Luzzasco Luzzaschi is een van de spilfiguren in de overgang van renaissance naar barok, aan het eind van de zestiende en het begin van de zeventiende eeuw. Hoewel hij minder bekend is dan bijvoorbeeld Monteverdi of zijn kleurrijke tijdgenoot en collega madrigaalcomponist Carlo Gesualdo, was hij een van de meest gewaardeerde muzikanten uit zijn tijd.
Zijn vijfde boek met madrigalen dateert uit 1595 en plaatst Luzzaschi stevig in de rangen van de componisten van de ‘seconda pratica’, de moderne, hoogst expressieve stijl van componeren die vooruit kijkt naar de affecten van de barokke zeventiende eeuw. Het ensemble La Venexiana voerde deze madrigalen uit in een bezetting die nauw overeen komt met die van het befaamde ‘Concerto delle Dame’. Dat was het ensemble van Vincenzo, hertog van Mantua en het bestond in de basis uit drie vrouwenstemmen die naar believen versterkt werden met enkele continuo-instrumenten. Voor de madrigalen met meer dan drie sopraanstemmen, doet La Venexiana beroep op mannenstemmen, die in enkele madrigalen een indrukwekkend stevige baspartij kunnen neerzetten.

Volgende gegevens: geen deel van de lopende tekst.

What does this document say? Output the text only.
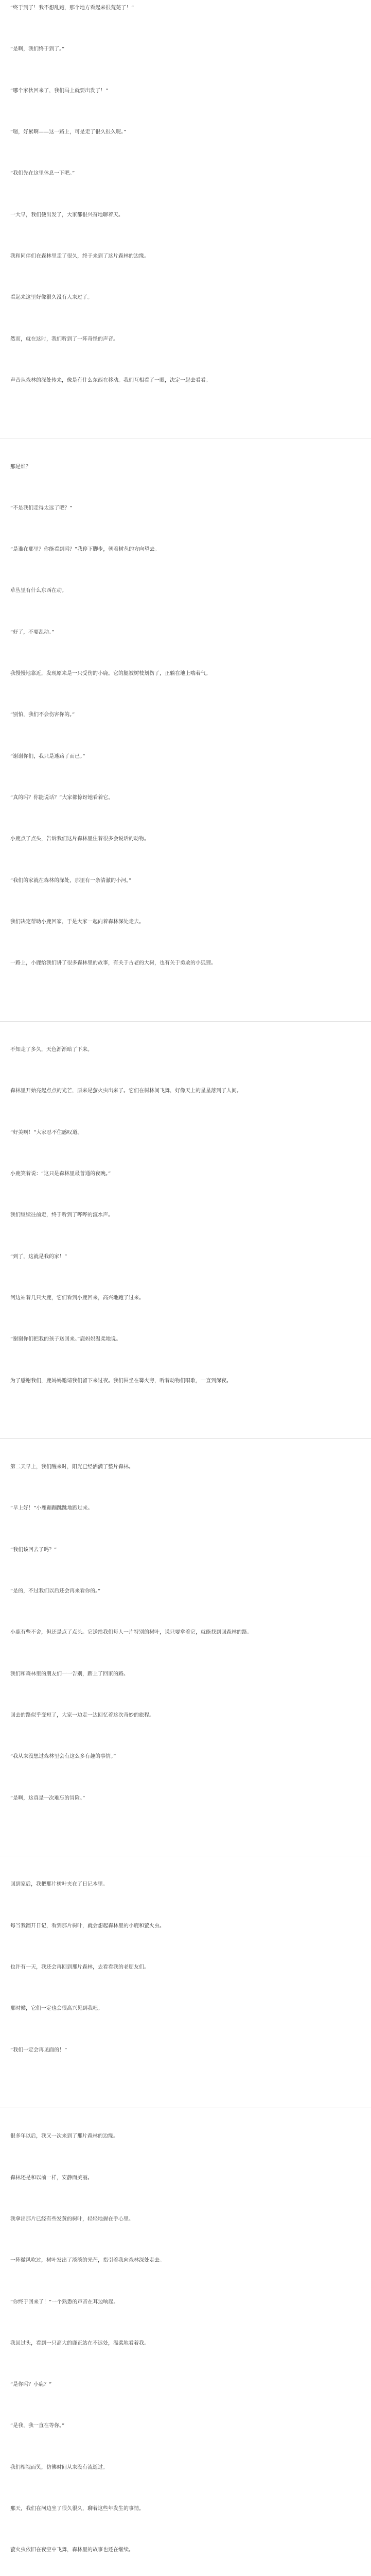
“终于到了！我不想乱跑，那个地方看起来很荒芜了！”
“是啊，我们终于到了。”
“哪个家伙回来了，我们马上就要出发了！”
“嗯，好累啊——这一路上，可是走了很久很久呢。”
“我们先在这里休息一下吧。”
一大早，我们便出发了，大家都很兴奋地聊着天。
我和同伴们在森林里走了很久，终于来到了这片森林的边缘。
看起来这里好像很久没有人来过了。
然而，就在这时，我们听到了一阵奇怪的声音。
声音从森林的深处传来，像是有什么东西在移动。我们互相看了一眼，决定一起去看看。
那是谁？
“不是我们走得太远了吧？”
“是谁在那里？你能看到吗？”我停下脚步，朝着树丛的方向望去。
草丛里有什么东西在动。
“好了，不要乱动。”
我慢慢地靠近，发现原来是一只受伤的小鹿。它的腿被树枝划伤了，正躺在地上喘着气。
“别怕，我们不会伤害你的。”
“谢谢你们，我只是迷路了而已。”
“真的吗？你能说话？”大家都惊讶地看着它。
小鹿点了点头，告诉我们这片森林里住着很多会说话的动物。
“我们的家就在森林的深处，那里有一条清澈的小河。”
我们决定帮助小鹿回家，于是大家一起向着森林深处走去。
一路上，小鹿给我们讲了很多森林里的故事，有关于古老的大树，也有关于勇敢的小狐狸。
不知走了多久，天色渐渐暗了下来。
森林里开始亮起点点的光芒，原来是萤火虫出来了。它们在树林间飞舞，好像天上的星星落到了人间。
“好美啊！”大家忍不住感叹道。
小鹿笑着说：“这只是森林里最普通的夜晚。”
我们继续往前走，终于听到了哗哗的流水声。
“到了，这就是我的家！”
河边站着几只大鹿，它们看到小鹿回来，高兴地跑了过来。
“谢谢你们把我的孩子送回来。”鹿妈妈温柔地说。
为了感谢我们，鹿妈妈邀请我们留下来过夜。我们围坐在篝火旁，听着动物们唱歌，一直到深夜。
第二天早上，我们醒来时，阳光已经洒满了整片森林。
“早上好！”小鹿蹦蹦跳跳地跑过来。
“我们该回去了吗？”
“是的，不过我们以后还会再来看你的。”
小鹿有些不舍，但还是点了点头。它送给我们每人一片特别的树叶，说只要拿着它，就能找到回森林的路。
我们和森林里的朋友们一一告别，踏上了回家的路。
回去的路似乎变短了，大家一边走一边回忆着这次奇妙的旅程。
“我从来没想过森林里会有这么多有趣的事情。”
“是啊，这真是一次难忘的冒险。”
回到家后，我把那片树叶夹在了日记本里。
每当我翻开日记，看到那片树叶，就会想起森林里的小鹿和萤火虫。
也许有一天，我还会再回到那片森林，去看看我的老朋友们。
那时候，它们一定也会很高兴见到我吧。
“我们一定会再见面的！”
很多年以后，我又一次来到了那片森林的边缘。
森林还是和以前一样，安静而美丽。
我拿出那片已经有些发黄的树叶，轻轻地握在手心里。
一阵微风吹过，树叶发出了淡淡的光芒，指引着我向森林深处走去。
“你终于回来了！”一个熟悉的声音在耳边响起。
我回过头，看到一只高大的鹿正站在不远处，温柔地看着我。
“是你吗？小鹿？”
“是我，我一直在等你。”
我们相视而笑，仿佛时间从来没有流逝过。
那天，我们在河边坐了很久很久，聊着这些年发生的事情。
萤火虫依旧在夜空中飞舞，森林里的故事也还在继续。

De belevingswereld van Luzzaschi is die van zijn bekendere tijdgenoot Gesualdo. Net als Gesualdo bevatten zijn madrigalen de snijdende, klagende chromatiek en dissonanten die deze ‘stile moderno’ zo baanbrekend maakten, al gebruikt Luzzaschi zulke ingrepen spaarzamer. Heel wat motetten op deze verzameling klinken dus kalmer en melodischer. Motetten als een ‘Se parti i’moro’, met zijn doodsthematiek, bevatten echter precies het soort van pijnlijke dissonanten die deze muziek in haar tijd zo revolutionair maakten.
Een pluspunt aan de huidige opname is dat de bezetting en zangstijl van de motetten onderling verschilt, van twee- of driestemmige stukken, met solistische en soms virtuoze zangpartijen tot motetten in vijf of zes stemmen en met een meer traditioneel melodieverloop. Het is opwindend om de zangers van La Venexiana de uitdagende zanglijnen in een motet als ‘A l’hor fia lieto il core’ te horen zingen of om hen de grillige, onvoorspelbare polyfonie in een motet als ‘Ecco, o dolce, o gradita’ te horen uitvoeren. Deze verzameling zet meteen de juiste toon met het prachtige ‘Aura ch’errando introno’, met een frisse, transparante interpretatie.
Hoewel ervoor gekozen werd om enkele motetten instrumentaal zowel als vocaal uit te voeren, blijft de bijdrage van de instrumentalisten tot een minimum beperkt. De meeste motetten worden eenvoudigweg a capella uitgevoerd en waar instrumenten de zanglijnen dubbelen, doen ze dat discreet, zonder versieringen of diminuties en in een balans die de zangers onbetwist op de voorgrond laat staan. Dat is op sommige plaatsen wel jammer, want met een totale bezetting van luit, theorbe, harp, viola da gamba en klavecimbel beschikt La Venexiana wel over een potentieel erg solide continuosectie. Men moet goed luisteren om in een alternatieve versie van bijvoorbeeld ‘Aura ch’errando intorno’ deze instrumenten überhaupt te kunnen horen. Storen doet dit echter niet zo want Luzzaschi’s muziek is zonder meer schitterend en verrast bij elke nieuwe bladzijde. Waar Monteverdi misschien vernieuwender componeert, en Gesualdo’s muziek meer gespannen en getormenteerd klinkt, mogen Luzzaschis madrigalen eenvoudigweg de schoonheid van hun tekst, melodielijnen en contrapunt prijs geven, zeker in deze capabele uitvoering.